Liberty Mutual’s claims specialist contacted the attorney about ten days later to discuss the settlement offer. (And, unknown to the attorney, the claims specialist taped the conversation.) Eventually, the insurer did tender the $25,000 check before the attorney’s stated deadline. The limited release, however, proved to be more troublesome. Liberty Mutual returned a draft release that contained the indemnification language the attorney previously opposed. It appears through a lack of communication between the attorney and the claims specialist the language was never altered to comply with the terms of the attorney’s offer.
The attorney, on his client’s behalf, then withdrew the offer and filed a personal injury lawsuit against the automobile driver. The trial judge granted the defendant’s motion to dismiss, finding the settlement agreement was valid since Liberty Mutual paid the $25,000. The motorcycle driver appealed to the Georgia Court of Appeals.
Was There a Binding Contract?
A four-judge majority agreed with the trial court that there was a valid settlement agreement. There was no dispute that Liberty Mutual accepted the first part of the attorney’s offer by paying the $25,000. The only question was whether or not there was an agreement regarding the terms of the release. Liberty Mutual argued that it presented the plaintiff’s attorney with a model release that could be tailored later to his specific terms (i.e., no indemnity language). This was sufficient evidence of Liberty Mutual’s intent to enter into a binding agreement.

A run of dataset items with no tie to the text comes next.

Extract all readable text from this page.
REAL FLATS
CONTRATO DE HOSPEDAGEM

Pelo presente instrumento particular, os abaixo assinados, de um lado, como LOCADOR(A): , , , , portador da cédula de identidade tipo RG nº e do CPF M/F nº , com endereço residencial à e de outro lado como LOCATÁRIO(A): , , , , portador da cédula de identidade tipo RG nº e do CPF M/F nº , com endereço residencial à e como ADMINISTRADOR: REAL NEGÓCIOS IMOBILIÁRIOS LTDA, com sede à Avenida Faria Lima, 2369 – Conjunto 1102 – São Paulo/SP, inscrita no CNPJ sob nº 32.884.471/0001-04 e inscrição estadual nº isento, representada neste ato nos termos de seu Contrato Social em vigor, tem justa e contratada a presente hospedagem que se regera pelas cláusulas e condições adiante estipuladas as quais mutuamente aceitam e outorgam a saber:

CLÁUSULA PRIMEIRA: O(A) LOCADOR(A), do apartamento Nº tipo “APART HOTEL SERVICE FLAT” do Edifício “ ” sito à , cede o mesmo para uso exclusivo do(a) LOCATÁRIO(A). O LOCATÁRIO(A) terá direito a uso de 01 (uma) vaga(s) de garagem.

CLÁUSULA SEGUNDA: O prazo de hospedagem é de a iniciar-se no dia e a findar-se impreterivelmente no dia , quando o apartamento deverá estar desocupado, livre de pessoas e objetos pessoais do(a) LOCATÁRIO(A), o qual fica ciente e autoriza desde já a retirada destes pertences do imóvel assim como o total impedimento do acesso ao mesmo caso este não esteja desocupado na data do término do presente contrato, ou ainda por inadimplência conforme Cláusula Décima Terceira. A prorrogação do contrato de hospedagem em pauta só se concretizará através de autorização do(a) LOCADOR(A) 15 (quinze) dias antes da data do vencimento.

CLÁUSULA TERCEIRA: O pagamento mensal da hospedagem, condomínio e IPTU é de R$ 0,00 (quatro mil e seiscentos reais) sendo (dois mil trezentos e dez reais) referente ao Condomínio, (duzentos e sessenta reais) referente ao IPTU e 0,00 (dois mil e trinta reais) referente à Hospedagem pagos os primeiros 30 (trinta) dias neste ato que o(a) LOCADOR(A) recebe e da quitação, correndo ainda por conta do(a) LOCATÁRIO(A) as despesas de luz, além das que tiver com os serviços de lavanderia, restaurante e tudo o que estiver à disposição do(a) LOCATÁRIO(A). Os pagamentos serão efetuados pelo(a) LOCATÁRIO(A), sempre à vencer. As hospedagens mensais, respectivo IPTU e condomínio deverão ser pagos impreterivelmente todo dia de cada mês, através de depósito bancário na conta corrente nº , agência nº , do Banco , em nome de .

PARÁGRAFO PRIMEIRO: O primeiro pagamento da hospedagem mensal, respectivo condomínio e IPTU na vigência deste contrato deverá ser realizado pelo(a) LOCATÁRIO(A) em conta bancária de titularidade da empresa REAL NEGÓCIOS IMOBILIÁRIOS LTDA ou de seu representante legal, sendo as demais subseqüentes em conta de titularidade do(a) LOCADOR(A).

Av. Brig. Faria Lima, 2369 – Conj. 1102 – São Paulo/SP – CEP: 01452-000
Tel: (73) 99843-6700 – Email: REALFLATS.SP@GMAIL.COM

Three judges disagreed. Presiding Judge Anne Elizabeth Barnes, in a dissenting opinion, said that the plaintiff’s attorney offered to settle in exchange for Liberty Mutual’s “unequivocal acceptance” of his terms. Returning a limited release that contained indemnity language was not “unequivocal,” according to Judge Barnes, and thus there was never a “meeting of the minds” to create a binding contract. The attorney’s settlement offer was not an invitation to discuss terms in the future–it was a “take it or leave it” proposal with a definite time limit. “An agreement to agree in the future does not create a binding contract,” Judge Barnes said.